The study covered in this summary was published on ResearchSquare.com as a preprint and has not yet been peer reviewed.
Immune checkpoint inhibitors (ICI) are a widely used and effective treatment for many cancers, but their full range of cardiovascular (CV) complications is not well understood.
Among the spectrum of CV complications associated with ICI treatment, myocarditis is the most common, but atrial tachyarrhythmias, noninflammatory left ventricular dysfunction (NILVD), and other conditions are also possible.
Why This Matters
The study describes real-world experiences in diagnosis and management of a range of cardiac complications in patients with cancer who are receiving ICI therapy.
The number of patients presenting with these complications may well increase as the number of licensed indications for ICIs expands, cardiologists and oncologists become more aware of the broad spectrum of cardiac events, and more patients with cancer survive and receive longer courses of ICI treatment.
In the retrospective analysis, 110 patients out of a total 2647 on ICI therapy were referred to the cardio-oncology service with possible CV complications from 2014 through 2020.
Patients were included if they had ICI-treated active cancer at the time of referral and new CV disease without an alternative explanation.
Other exclusion criteria included absence of CV complications on assessment by the cardio-oncology service, loss to follow-up before completion of their CV assessment, referral for assessment of preexisting CV disease, and referral to monitor ICI therapy response of an intracardiac metastasis.
Among the 89 patients included in the final analysis, 55% were men, and their median age was 63.
The most common primary cancer was melanoma, seen in 30% of the patients, followed by urinary tract cancer in 23% of patients, and lung cancer in 16%.
The anti–programmed cell death protein 1 antibody pembrolizumab was the most frequently prescribed ICI, used in 28 patients; followed by combination therapy with ipilimumab and nivolumab in 24 patients; and single-ICI therapy with nivolumab in 13, durvalumab in 10, and atezolizumab in nine patients.

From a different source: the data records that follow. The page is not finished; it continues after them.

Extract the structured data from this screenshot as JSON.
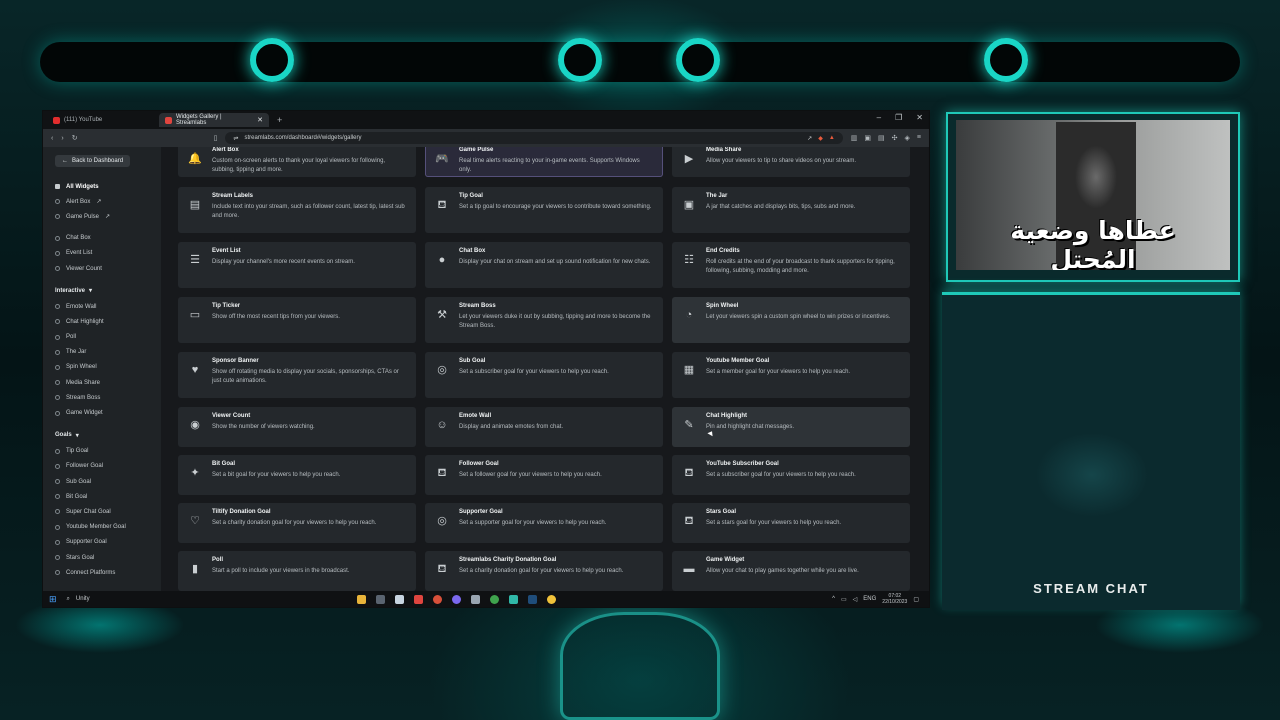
{
  "browser": {
    "tabs": [
      {
        "label": "(111) YouTube",
        "favicon_color": "#e22d2d",
        "active": false
      },
      {
        "label": "Widgets Gallery | Streamlabs",
        "favicon_color": "#e0453f",
        "active": true
      }
    ],
    "url": "streamlabs.com/dashboard#/widgets/gallery"
  },
  "sidebar": {
    "back_label": "Back to Dashboard",
    "top_items": [
      "All Widgets",
      "Alert Box",
      "Game Pulse"
    ],
    "items_a": [
      "Chat Box",
      "Event List",
      "Viewer Count"
    ],
    "section_interactive": "Interactive",
    "interactive_items": [
      "Emote Wall",
      "Chat Highlight",
      "Poll",
      "The Jar",
      "Spin Wheel",
      "Media Share",
      "Stream Boss",
      "Game Widget"
    ],
    "section_goals": "Goals",
    "goal_items": [
      "Tip Goal",
      "Follower Goal",
      "Sub Goal",
      "Bit Goal",
      "Super Chat Goal",
      "Youtube Member Goal",
      "Supporter Goal",
      "Stars Goal",
      "Connect Platforms"
    ]
  },
  "widgets": [
    {
      "title": "Alert Box",
      "desc": "Custom on-screen alerts to thank your loyal viewers for following, subbing, tipping and more.",
      "icon": "bell-icon",
      "glyph": "🔔"
    },
    {
      "title": "Game Pulse",
      "desc": "Real time alerts reacting to your in-game events. Supports Windows only.",
      "icon": "gamepad-icon",
      "glyph": "🎮"
    },
    {
      "title": "Media Share",
      "desc": "Allow your viewers to tip to share videos on your stream.",
      "icon": "play-icon",
      "glyph": "▶"
    },
    {
      "title": "Stream Labels",
      "desc": "Include text into your stream, such as follower count, latest tip, latest sub and more.",
      "icon": "file-icon",
      "glyph": "▤"
    },
    {
      "title": "Tip Goal",
      "desc": "Set a tip goal to encourage your viewers to contribute toward something.",
      "icon": "goal-icon",
      "glyph": "⛾"
    },
    {
      "title": "The Jar",
      "desc": "A jar that catches and displays bits, tips, subs and more.",
      "icon": "jar-icon",
      "glyph": "▣"
    },
    {
      "title": "Event List",
      "desc": "Display your channel's more recent events on stream.",
      "icon": "list-icon",
      "glyph": "☰"
    },
    {
      "title": "Chat Box",
      "desc": "Display your chat on stream and set up sound notification for new chats.",
      "icon": "chat-bubble-icon",
      "glyph": "●"
    },
    {
      "title": "End Credits",
      "desc": "Roll credits at the end of your broadcast to thank supporters for tipping, following, subbing, modding and more.",
      "icon": "credits-icon",
      "glyph": "☷"
    },
    {
      "title": "Tip Ticker",
      "desc": "Show off the most recent tips from your viewers.",
      "icon": "ticker-icon",
      "glyph": "▭"
    },
    {
      "title": "Stream Boss",
      "desc": "Let your viewers duke it out by subbing, tipping and more to become the Stream Boss.",
      "icon": "hammer-icon",
      "glyph": "⚒"
    },
    {
      "title": "Spin Wheel",
      "desc": "Let your viewers spin a custom spin wheel to win prizes or incentives.",
      "icon": "wheel-icon",
      "glyph": "◔"
    },
    {
      "title": "Sponsor Banner",
      "desc": "Show off rotating media to display your socials, sponsorships, CTAs or just cute animations.",
      "icon": "heart-icon",
      "glyph": "♥"
    },
    {
      "title": "Sub Goal",
      "desc": "Set a subscriber goal for your viewers to help you reach.",
      "icon": "target-icon",
      "glyph": "◎"
    },
    {
      "title": "Youtube Member Goal",
      "desc": "Set a member goal for your viewers to help you reach.",
      "icon": "member-icon",
      "glyph": "▦"
    },
    {
      "title": "Viewer Count",
      "desc": "Show the number of viewers watching.",
      "icon": "eye-icon",
      "glyph": "◉"
    },
    {
      "title": "Emote Wall",
      "desc": "Display and animate emotes from chat.",
      "icon": "smile-icon",
      "glyph": "☺"
    },
    {
      "title": "Chat Highlight",
      "desc": "Pin and highlight chat messages.",
      "icon": "pen-icon",
      "glyph": "✎"
    },
    {
      "title": "Bit Goal",
      "desc": "Set a bit goal for your viewers to help you reach.",
      "icon": "bits-icon",
      "glyph": "✦"
    },
    {
      "title": "Follower Goal",
      "desc": "Set a follower goal for your viewers to help you reach.",
      "icon": "follower-icon",
      "glyph": "⛾"
    },
    {
      "title": "YouTube Subscriber Goal",
      "desc": "Set a subscriber goal for your viewers to help you reach.",
      "icon": "subscriber-icon",
      "glyph": "⛾"
    },
    {
      "title": "Tiltify Donation Goal",
      "desc": "Set a charity donation goal for your viewers to help you reach.",
      "icon": "donation-icon",
      "glyph": "♡"
    },
    {
      "title": "Supporter Goal",
      "desc": "Set a supporter goal for your viewers to help you reach.",
      "icon": "supporter-icon",
      "glyph": "◎"
    },
    {
      "title": "Stars Goal",
      "desc": "Set a stars goal for your viewers to help you reach.",
      "icon": "stars-icon",
      "glyph": "⛾"
    },
    {
      "title": "Poll",
      "desc": "Start a poll to include your viewers in the broadcast.",
      "icon": "poll-icon",
      "glyph": "▮"
    },
    {
      "title": "Streamlabs Charity Donation Goal",
      "desc": "Set a charity donation goal for your viewers to help you reach.",
      "icon": "charity-icon",
      "glyph": "⛾"
    },
    {
      "title": "Game Widget",
      "desc": "Allow your chat to play games together while you are live.",
      "icon": "controller-icon",
      "glyph": "▬"
    }
  ],
  "taskbar": {
    "search_placeholder": "Unity",
    "lang": "ENG",
    "time": "07:02",
    "date": "22/10/2023"
  },
  "overlay": {
    "webcam_caption": "عطاها وضعية المُحتل",
    "chat_title": "STREAM CHAT",
    "accent": "#1fc9b8"
  }
}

Myocarditis was the most common CV complication, occurring in 33 patients. Of those, 51% had definite myocarditis, 29% probable myocarditis, and 20% possible myocarditis according to published criteria. High-dose steroids were used in 73% of patients.
Atrial or ventricular tachyarrhythmias were the most frequent cardiac event and were seen in 30 patients. Of those, 12 were treated with anticoagulation, rate control medication, or ablation as necessary.
NILVD in the absence of myocarditis, ischemia, infarction, or other acute causes was observed in 15 patients. Of those, 73% were treated with angiotensin-converting enzyme inhibitors or angiotensin-receptor blockers, and 47% were put on beta-blockers. ICI therapy was safely restarted in 11 patients.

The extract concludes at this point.